Pour le gouvernement, le changement c’est maintenant

 

Le gouvernement affiche sa volonté de faire bouger les lignes sur la fin de vie. Dans les discours d’ouverture de Manuel Valls et de conclusion de Marisol Touraine, le maitre mot est de « proposer des avancées » pour répondre aux « revendications légitimes » des concitoyens d’acquérir un nouveau « droit à », celui de choisir les conditions de sa mort.  Ainsi, « face aux douleurs, les patients revendiquent un choix » et « un droit à la dignité » a scandé Manuel Valls. Le Premier ministre s’est fait le porte parole des revendications allant dans le sens d’un « droit ultime », celui de d’être « le centre des choix qui nous concernent en premier lieu ». Il a également relayé l’expression « droit de mourir dans la dignité », labélisée par les partisans de l’euthanasie, en indiquant que soutenir ce droit c’est « apporter une part d’humanité supplémentaire ».

 

Il a évoqué la question des inégalités devant la mort : « nous ne sommes pas égaux  face à la mort ». S’il ne peut se satisfaire de la situation actuelle des soins palliatifs, il partage l’indignation des Verts: ceux qui ont les moyens peuvent « choisir », c’est -à-dire se rendre à l’étranger pour s’injecter des substances létales, et ceux qui n’ont pas les moyens, sont condamnés à « subir » leur mort. Ainsi les inégalités ne sont pas vues en termes de traitements du patients en fin de vie, des soins et de l’accompagnement dont il devrait ou pourrait  bénéficier mais en termes de possibilité de se donner la mort ou non.

 

Manuel Valls répond d’ors et déjà à ceux qui émettent des craintes au sujet de la sédation terminale, voyant dans cette proposition une « euthanasie qui ne dit pas son nom » (Cf.

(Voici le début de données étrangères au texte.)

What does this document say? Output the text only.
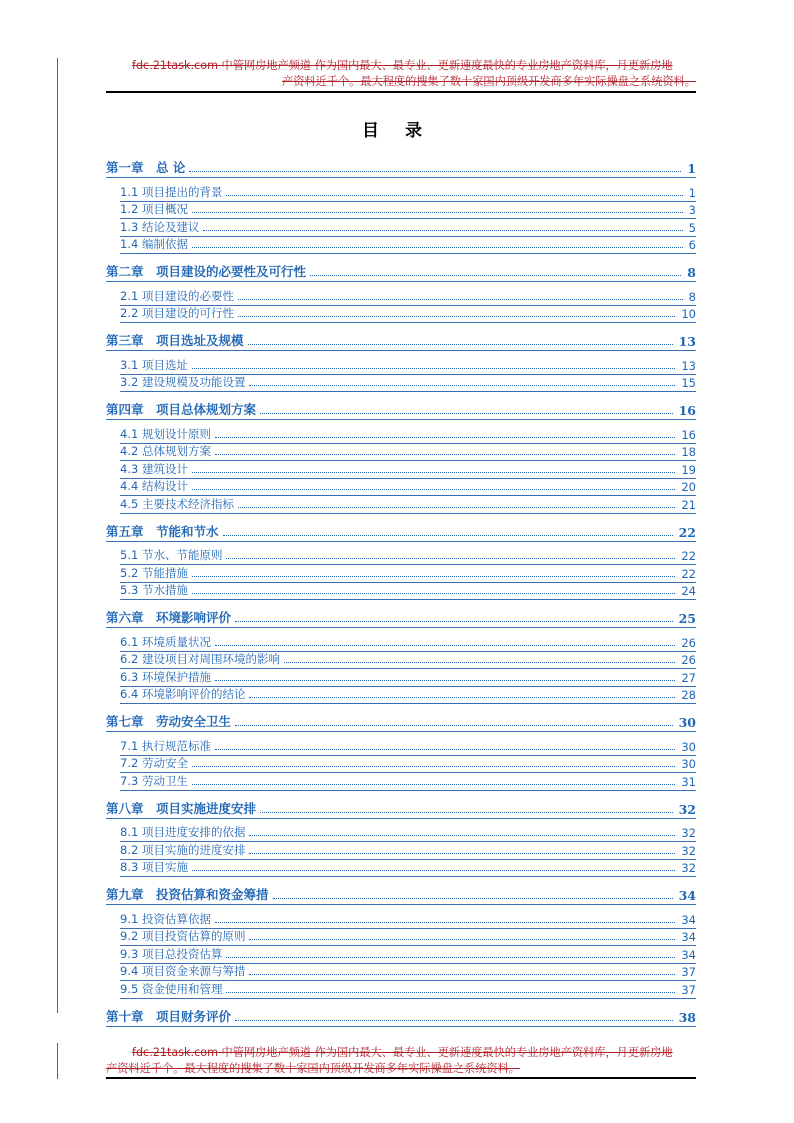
fdc.21task.com 中管网房地产频道 作为国内最大、最专业、更新速度最快的专业房地产资料库，月更新房地
产资料近千个。最大程度的搜集了数十家国内顶级开发商多年实际操盘之系统资料。
目 录
第一章　总 论	1
1.1 项目提出的背景	1
1.2 项目概况	3
1.3 结论及建议	5
1.4 编制依据	6
第二章　项目建设的必要性及可行性	8
2.1 项目建设的必要性	8
2.2 项目建设的可行性	10
第三章　项目选址及规模	13
3.1 项目选址	13
3.2 建设规模及功能设置	15
第四章　项目总体规划方案	16
4.1 规划设计原则	16
4.2 总体规划方案	18
4.3 建筑设计	19
4.4 结构设计	20
4.5 主要技术经济指标	21
第五章　节能和节水	22
5.1 节水、节能原则	22
5.2 节能措施	22
5.3 节水措施	24
第六章　环境影响评价	25
6.1 环境质量状况	26
6.2 建设项目对周围环境的影响	26
6.3 环境保护措施	27
6.4 环境影响评价的结论	28
第七章　劳动安全卫生	30
7.1 执行规范标准	30
7.2 劳动安全	30
7.3 劳动卫生	31
第八章　项目实施进度安排	32
8.1 项目进度安排的依据	32
8.2 项目实施的进度安排	32
8.3 项目实施	32
第九章　投资估算和资金筹措	34
9.1 投资估算依据	34
9.2 项目投资估算的原则	34
9.3 项目总投资估算	34
9.4 项目资金来源与筹措	37
9.5 资金使用和管理	37
第十章　项目财务评价	38
fdc.21task.com 中管网房地产频道 作为国内最大、最专业、更新速度最快的专业房地产资料库，月更新房地
产资料近千个。最大程度的搜集了数十家国内顶级开发商多年实际操盘之系统资料。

Synthèse Gènéthique du 21 janvier 2015):  « le seul danger c’est celui de ne pas changer, de laisser la loi en l’état ». Marisol Touraine, de bloc avec le Premier ministre, assure qu’« il n’y a pas de loi immuable », car « toute société évolue » et la « loi reflète l’état d’une société ».

 

l’UMP demande des clarifications sur les termes et les intentions du débat

 

Jean Leonetti s’est exprimé pour le groupe UMP. Après avoir défendu ses propositions, il met en garde, dans les pas du professeur Sicard, contre l’illusion de résoudre le problème de la fin de vie et de la mort par le droit et la loi.

 

Xavier Breton a demandé une clarification importante dans le texte proposé celle de l’intention au moment de la sédation.  « Il faut absolument que le texte rétablisse le double effet. » Pour lui l’intention de soulager doit être claire et la seule envisagée, et celle de donner la mort ne doit pas être permise.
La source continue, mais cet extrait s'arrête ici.